My poem Drive Thru Iftar is up at Muslim Wakeup
now. It's getting some interesting comments... dance class? Flute and trumpet lessons?!? Haram Alaik! (Akin to God Forbid! for all y'all that don't speak Arabic) I reminded the commentator that authors write not only from experience, but also from observation. Given the threats to Muslim authors around the world it bears repeating -- authors do not have to directly experience everything they write about. That's why it is called fiction! Or, reporting.
I can write about domestic violence, for instance, even though my husband does not beat me. I can write about honor killing, although I'm still very much alive, and have never lost a family member of friend in this manner, thank God. I can write about prostitution and human trafficking, though I have never been on the giving or receiving end of such transactions. I write about Catholics, though I am not catholic; about blacks though I am not black; about Southerners though I'm a Yankee. I think you get the picture.

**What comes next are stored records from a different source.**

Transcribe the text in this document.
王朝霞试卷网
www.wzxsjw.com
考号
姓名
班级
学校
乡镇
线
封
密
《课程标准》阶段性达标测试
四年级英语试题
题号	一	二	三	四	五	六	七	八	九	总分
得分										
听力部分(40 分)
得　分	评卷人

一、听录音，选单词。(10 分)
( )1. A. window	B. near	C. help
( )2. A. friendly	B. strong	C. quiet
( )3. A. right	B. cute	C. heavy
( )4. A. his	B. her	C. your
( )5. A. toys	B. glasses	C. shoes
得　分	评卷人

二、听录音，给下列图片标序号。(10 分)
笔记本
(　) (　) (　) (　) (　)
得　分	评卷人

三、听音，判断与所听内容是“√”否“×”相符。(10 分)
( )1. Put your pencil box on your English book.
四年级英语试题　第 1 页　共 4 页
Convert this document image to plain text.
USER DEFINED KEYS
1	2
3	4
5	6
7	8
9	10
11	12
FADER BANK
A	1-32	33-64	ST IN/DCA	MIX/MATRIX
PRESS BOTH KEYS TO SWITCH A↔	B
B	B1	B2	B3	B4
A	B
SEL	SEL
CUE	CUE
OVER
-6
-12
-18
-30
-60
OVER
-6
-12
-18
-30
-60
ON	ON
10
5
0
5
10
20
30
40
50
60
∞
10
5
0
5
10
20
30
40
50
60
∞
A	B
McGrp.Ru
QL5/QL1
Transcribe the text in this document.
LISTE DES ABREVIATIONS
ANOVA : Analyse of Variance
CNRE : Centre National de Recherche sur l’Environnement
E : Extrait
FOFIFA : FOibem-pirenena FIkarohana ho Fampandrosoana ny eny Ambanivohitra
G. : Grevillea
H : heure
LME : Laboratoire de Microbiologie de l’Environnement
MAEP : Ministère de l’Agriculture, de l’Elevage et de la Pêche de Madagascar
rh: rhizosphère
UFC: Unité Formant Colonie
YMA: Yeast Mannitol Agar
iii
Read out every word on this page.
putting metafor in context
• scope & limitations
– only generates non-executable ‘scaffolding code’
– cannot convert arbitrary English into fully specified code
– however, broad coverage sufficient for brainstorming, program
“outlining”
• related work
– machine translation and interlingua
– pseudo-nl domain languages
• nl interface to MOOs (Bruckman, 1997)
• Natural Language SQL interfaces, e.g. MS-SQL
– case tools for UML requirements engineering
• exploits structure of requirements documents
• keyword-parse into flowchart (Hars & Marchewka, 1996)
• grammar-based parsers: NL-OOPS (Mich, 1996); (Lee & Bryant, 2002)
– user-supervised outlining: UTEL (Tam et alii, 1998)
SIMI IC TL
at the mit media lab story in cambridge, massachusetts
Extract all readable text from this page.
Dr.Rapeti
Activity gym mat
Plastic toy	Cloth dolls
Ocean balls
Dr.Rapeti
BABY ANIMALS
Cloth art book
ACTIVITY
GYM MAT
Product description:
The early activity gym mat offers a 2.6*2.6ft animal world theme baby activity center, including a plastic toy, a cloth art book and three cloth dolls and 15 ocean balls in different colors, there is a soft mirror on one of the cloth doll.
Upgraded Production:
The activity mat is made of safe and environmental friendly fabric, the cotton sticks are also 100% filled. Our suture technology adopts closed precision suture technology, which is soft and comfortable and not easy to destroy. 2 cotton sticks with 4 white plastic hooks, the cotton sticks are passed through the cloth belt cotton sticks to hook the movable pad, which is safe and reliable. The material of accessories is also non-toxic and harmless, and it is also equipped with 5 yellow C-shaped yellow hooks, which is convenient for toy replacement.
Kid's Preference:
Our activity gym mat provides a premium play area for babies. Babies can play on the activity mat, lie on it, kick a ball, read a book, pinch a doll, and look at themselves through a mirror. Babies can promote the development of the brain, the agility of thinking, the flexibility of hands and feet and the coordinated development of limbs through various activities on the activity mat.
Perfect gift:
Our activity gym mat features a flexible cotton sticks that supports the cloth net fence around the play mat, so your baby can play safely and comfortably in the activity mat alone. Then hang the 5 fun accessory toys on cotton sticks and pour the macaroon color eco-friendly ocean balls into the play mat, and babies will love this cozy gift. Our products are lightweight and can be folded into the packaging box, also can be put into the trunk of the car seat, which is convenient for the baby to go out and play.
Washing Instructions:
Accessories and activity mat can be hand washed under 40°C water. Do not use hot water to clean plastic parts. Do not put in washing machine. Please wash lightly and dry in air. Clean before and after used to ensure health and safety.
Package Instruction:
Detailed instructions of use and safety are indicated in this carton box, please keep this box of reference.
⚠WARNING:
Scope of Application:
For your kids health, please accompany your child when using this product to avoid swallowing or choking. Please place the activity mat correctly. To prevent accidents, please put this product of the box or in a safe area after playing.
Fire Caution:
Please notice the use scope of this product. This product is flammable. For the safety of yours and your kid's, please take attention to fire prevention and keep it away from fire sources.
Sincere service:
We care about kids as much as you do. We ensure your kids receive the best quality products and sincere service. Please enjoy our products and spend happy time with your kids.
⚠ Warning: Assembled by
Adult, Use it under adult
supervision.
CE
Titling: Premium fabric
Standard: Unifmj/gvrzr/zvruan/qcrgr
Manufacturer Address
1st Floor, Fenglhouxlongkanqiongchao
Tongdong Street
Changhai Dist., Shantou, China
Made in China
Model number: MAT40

Perhaps more importantly, writers may tackle a subject purely with the intention of exposing it to light -- calling attention to it so that people can evaluate their priorities, their feelings about the subjecct matter, and, if it is a problem, come up with strategies to combat it. (This is, in fact, largely what Drive Thru Iftar was doing.) Writers do not have to have the answer; sometimes it is enough to pose the question.
Finally, as should be obvious, I don't agree that flute and trumpet are forbidden in Islam. And while dance can in certain circumstances be a questionable activity, in others it is not only perfectly acceptable, but even recommended.